Alfred Pognon, avocat de la partie civile «Un goût un peu amer d’inachevé»
«Première chose, je me réjouis de la bonne conduite que les débats ont connue, de la bonne tenue des assises. Deuxième chose, c’est le goût un peu amer d’inachevé, partiellement inachevé en tout cas que je ressens par rapport à la deuxième partie de votre décision à savoir la question de liberté de deux personnes qui n’ont plus rien à faire dans cette affaire, même s’il était absolument nécessaire que nous poursuivions les débats, que nous recommencions pratiquement toute la procédure. Ceux qui ont à faire dans cette procédure, ils doivent être recherchés, trouvés, poursuivis et ramenés devant la cour. Donc c’est cette amertume-là que je ressens quelque peu, avec rien de sentiment de culpabilité en disant peut-être que si on n’avait pas voulu aller au cœur de la vérité…, je n’en sais rien. Nous les avocats, nous ne sommes que des demandeurs, ce sont les juges qui décident. Ces deux personnes totalement innocentes, c’est ma conviction, n’ont pas pu être libres aujourd’hui malheureusement».
Igor Cécil Sacramento, avocat de Raïmi Moussé «La défense a une vive douleur»
«On ne vous surprend pas à la défense si on vous dit que nous avons une vive douleur, une vive douleur parce qu’en cinq semaines de travail abattu pour pouvoir déjouer tous les schémas qui nous auraient empêché d’atteindre la vérité, nous estimons avoir atteint seulement une partie de la vérité. Et cette partie de la vérité concerne les accusés, notamment deux d’entre eux. Nous estimons que de notre point de vue, la lecture objective du dossier aurait permis qu’ils bénéficient d’une liberté provisoire. Hélas ! Ce ne fut pas la lecture de la cour. A chacun son boulot : aux avocats de défendre, aux juges de juger. Les avocats ont défendu, les juges ont jugé.
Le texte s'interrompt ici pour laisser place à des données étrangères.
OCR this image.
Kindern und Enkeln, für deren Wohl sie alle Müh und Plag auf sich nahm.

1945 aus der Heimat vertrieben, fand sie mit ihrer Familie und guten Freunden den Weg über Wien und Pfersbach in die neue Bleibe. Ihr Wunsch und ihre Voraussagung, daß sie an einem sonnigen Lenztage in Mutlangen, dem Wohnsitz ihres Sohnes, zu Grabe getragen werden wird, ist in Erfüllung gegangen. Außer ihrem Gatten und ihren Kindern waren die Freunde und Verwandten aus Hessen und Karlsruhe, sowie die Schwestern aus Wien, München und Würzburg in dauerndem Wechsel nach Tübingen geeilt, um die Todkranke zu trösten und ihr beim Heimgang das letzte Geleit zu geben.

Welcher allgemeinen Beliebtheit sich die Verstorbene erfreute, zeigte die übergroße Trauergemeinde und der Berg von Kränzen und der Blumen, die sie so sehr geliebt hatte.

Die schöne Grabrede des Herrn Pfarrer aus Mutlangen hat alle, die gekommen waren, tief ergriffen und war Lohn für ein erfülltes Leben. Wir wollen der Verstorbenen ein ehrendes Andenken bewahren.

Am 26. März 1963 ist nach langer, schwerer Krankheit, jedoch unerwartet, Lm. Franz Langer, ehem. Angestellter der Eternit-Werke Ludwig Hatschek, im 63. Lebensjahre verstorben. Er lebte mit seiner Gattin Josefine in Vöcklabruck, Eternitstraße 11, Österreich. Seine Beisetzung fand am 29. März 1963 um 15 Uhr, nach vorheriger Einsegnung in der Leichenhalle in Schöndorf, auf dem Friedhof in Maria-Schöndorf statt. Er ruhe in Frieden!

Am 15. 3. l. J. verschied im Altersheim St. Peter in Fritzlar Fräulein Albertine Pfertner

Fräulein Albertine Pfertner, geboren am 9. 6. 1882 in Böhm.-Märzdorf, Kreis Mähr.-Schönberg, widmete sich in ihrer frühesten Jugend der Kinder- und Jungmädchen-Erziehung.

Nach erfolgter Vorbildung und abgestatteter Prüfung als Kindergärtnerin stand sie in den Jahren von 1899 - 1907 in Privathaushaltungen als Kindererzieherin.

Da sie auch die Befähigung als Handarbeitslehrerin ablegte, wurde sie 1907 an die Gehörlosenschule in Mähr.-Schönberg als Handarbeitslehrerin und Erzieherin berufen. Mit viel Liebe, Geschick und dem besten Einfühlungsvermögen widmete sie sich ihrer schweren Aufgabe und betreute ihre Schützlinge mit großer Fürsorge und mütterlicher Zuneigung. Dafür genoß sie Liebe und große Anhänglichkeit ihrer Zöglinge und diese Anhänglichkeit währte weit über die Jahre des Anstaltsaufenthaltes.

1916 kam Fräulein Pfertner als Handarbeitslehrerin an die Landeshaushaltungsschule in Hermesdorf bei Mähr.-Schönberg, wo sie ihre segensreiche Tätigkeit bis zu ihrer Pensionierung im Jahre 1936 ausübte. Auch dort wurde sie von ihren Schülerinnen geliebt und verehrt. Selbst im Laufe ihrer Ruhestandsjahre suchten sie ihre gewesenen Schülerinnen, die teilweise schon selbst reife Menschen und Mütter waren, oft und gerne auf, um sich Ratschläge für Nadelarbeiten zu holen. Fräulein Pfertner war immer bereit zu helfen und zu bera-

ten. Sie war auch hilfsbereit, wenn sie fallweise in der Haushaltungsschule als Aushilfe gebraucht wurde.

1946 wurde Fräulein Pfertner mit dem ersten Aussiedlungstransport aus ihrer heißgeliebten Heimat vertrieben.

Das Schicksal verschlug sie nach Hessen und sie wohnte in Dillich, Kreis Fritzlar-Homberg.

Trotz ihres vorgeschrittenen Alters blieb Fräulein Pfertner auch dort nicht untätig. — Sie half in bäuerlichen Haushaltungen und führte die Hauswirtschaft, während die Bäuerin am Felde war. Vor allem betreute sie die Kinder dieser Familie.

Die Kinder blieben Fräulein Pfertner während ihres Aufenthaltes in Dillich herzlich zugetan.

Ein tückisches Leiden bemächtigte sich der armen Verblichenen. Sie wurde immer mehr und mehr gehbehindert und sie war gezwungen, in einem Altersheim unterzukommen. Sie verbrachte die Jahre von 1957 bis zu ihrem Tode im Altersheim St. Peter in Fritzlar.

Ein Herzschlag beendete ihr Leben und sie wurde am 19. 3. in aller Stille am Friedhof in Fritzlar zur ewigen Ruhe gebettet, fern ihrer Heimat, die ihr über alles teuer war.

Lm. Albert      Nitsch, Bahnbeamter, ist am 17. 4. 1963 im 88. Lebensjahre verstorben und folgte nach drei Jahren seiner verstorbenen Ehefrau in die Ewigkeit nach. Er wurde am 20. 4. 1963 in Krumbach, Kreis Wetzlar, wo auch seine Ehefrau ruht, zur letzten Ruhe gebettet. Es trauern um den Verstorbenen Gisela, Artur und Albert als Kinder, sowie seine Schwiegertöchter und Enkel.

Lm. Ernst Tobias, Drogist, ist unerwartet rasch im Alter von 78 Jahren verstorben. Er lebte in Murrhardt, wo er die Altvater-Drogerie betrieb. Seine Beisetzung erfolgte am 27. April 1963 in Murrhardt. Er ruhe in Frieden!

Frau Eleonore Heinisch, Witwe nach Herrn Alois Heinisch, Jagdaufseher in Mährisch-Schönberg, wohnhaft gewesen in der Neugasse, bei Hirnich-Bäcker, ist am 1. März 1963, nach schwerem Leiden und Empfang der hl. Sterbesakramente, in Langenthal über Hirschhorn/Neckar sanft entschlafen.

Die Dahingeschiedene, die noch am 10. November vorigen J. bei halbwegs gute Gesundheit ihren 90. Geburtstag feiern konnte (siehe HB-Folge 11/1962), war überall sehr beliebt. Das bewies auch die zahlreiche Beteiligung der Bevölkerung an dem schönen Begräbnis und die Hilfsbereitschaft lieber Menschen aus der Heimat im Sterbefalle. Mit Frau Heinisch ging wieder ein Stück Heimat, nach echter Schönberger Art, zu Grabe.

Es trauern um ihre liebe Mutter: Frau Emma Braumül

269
La défense vous remercie en dépit de tout et tirera les conséquences en ce qui la concerne de cette session».
Me Mohamed Barè, avocat de Raïmi Moussé «C’est dommage…!»
«La loi oublie parfois la souffrance des hommes, leurs peines, leurs douleurs. Surtout lorsque ces douleurs sont indues et ne sont pas justifiées, la loi cesse d’être la loi. C’est dommage que monsieur Raïmi Moussé restera en prison jusqu’à la prochaine session. La vérité des débats que nous avons suivis depuis plus d’un mois, aurait bien voulu le voir dehors. Les débats ont prouvé qu’il n’a pas sa place dans le box des accusés. C’est pourquoi la défense est amère et j’espère qu’à la prochaine session, Dieu tout puissant au nom de qui vous les hommes rendez justice, saura vous éclairer».
Me Laurent Mafon, avocat de Ramane Amadou «La Cour est passée à côté»
«La cour est véritablement passée à côté tout simplement. Je voudrais que la chance nous soit donnée de revenir très vite parce que s’il va falloir que ces gens-là qui ont déjà passé en détention sept ans pour l’un et neuf ans pour l’autre, croupissent en prison pendant encore de longues années, ce serait dommage. Ils ne méritent plus d’être dans le box des accusés, ils ne méritent plus d’être en prison».